Updated code examples for iText 7
NOTE: The following Digital Signatures eBook was originally written for iText 5/iTextSharp and although many of the described concepts and operations are still relevant and transferable to iText 7, the included code examples are outdated.
However, we have updated the digital signature examples to apply to the latest releases of iText 7. Both Java and .NET (C#) examples can be found in the following addendum to the Digital Signatures eBook.
Introduction
The main rationale for PDF used to be viewing and printing documents in a reliable way. The technology was conceived with the goal “to provide a collection of utilities, applications, and system software so that a corporation can effectively capture documents from any application, send electronic versions of these documents anywhere, and view and print these documents on any machines.” (Warnock, 1991)
Why we need PDF
This mission was set forth in the Camelot paper, and it was accomplished with the first publication of the Portable Document Format Reference (Adobe, 1993) and the availability of the first PDF software products created by Adobe. PDF became renowned as the format that could be trusted to ensure a consistent output, be it on screen or in print.
In the years that followed, an abundance of new tools from Adobe as well as from third party software vendors emerged, and the PDF specification was —and still is— very much alive. Plenty of functionality has been added to the PDF format over the years. Because of this, PDF has become the preferred document format of choice in many professional sectors and industries.
In this paper we’ll focus on one specific aspect of PDF files that makes the choice for PDF over any other document format a no-brainer: digital signatures.
Why we need digital signatures
Imagine a document that has legal value. Such a document may contain important information about rights and obligations, in which case you need to ensure its authenticity. You don’t want people to deny the commitments they’ve written down. Furthermore, this document probably has to be mailed to, viewed and stored by different parties. On different places in the workflow, at different moments in time, the document can be altered, be it voluntary, for instance to add an extra signature, involuntary, for example due to a transmission error, or deliberately, if somebody wants to create a forgery from the original document.

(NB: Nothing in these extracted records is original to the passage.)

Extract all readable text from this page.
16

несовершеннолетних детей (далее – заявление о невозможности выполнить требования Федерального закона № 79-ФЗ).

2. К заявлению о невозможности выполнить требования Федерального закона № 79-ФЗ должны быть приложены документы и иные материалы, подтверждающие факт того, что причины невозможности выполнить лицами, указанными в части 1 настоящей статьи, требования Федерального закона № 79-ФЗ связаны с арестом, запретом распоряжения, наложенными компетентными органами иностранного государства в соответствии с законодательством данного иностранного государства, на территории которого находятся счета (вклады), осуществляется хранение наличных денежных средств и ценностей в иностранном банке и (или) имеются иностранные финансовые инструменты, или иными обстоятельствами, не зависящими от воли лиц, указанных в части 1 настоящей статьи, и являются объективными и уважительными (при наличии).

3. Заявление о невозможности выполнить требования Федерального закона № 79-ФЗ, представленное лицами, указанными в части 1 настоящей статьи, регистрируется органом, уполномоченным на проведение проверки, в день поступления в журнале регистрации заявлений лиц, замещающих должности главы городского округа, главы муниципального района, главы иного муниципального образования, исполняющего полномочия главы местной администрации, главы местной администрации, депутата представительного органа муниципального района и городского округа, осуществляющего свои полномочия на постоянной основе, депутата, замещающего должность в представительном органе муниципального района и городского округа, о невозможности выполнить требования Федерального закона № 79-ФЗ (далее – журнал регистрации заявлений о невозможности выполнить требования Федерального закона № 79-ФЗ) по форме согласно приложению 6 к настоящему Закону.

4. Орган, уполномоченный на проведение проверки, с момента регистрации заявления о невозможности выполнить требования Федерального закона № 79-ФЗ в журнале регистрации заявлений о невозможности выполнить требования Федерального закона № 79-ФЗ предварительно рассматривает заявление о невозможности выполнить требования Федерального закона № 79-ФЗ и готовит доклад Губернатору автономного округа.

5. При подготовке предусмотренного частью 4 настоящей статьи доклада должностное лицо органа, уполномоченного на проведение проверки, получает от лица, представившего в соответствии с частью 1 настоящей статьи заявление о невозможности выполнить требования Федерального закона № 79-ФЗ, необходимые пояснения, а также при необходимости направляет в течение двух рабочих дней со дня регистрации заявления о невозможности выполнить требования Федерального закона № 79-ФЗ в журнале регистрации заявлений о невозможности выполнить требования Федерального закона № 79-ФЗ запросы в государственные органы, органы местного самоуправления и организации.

For centuries, we’ve tried to solve this problem by putting a so-called ‘wet ink signature’ on paper. Nowadays, we can use digital signatures to ensure:
- the integrity of the document— we want assurance that the document hasn’t been changed somewhere in the workflow,
- the authenticity of the document— we want assurance that the author of the document is who we think it is (and not somebody else),
- non-repudiation— we want assurance that the author can’t deny his or her authorship.
In this paper, we’ll focus on documents in the portable document format (PDF).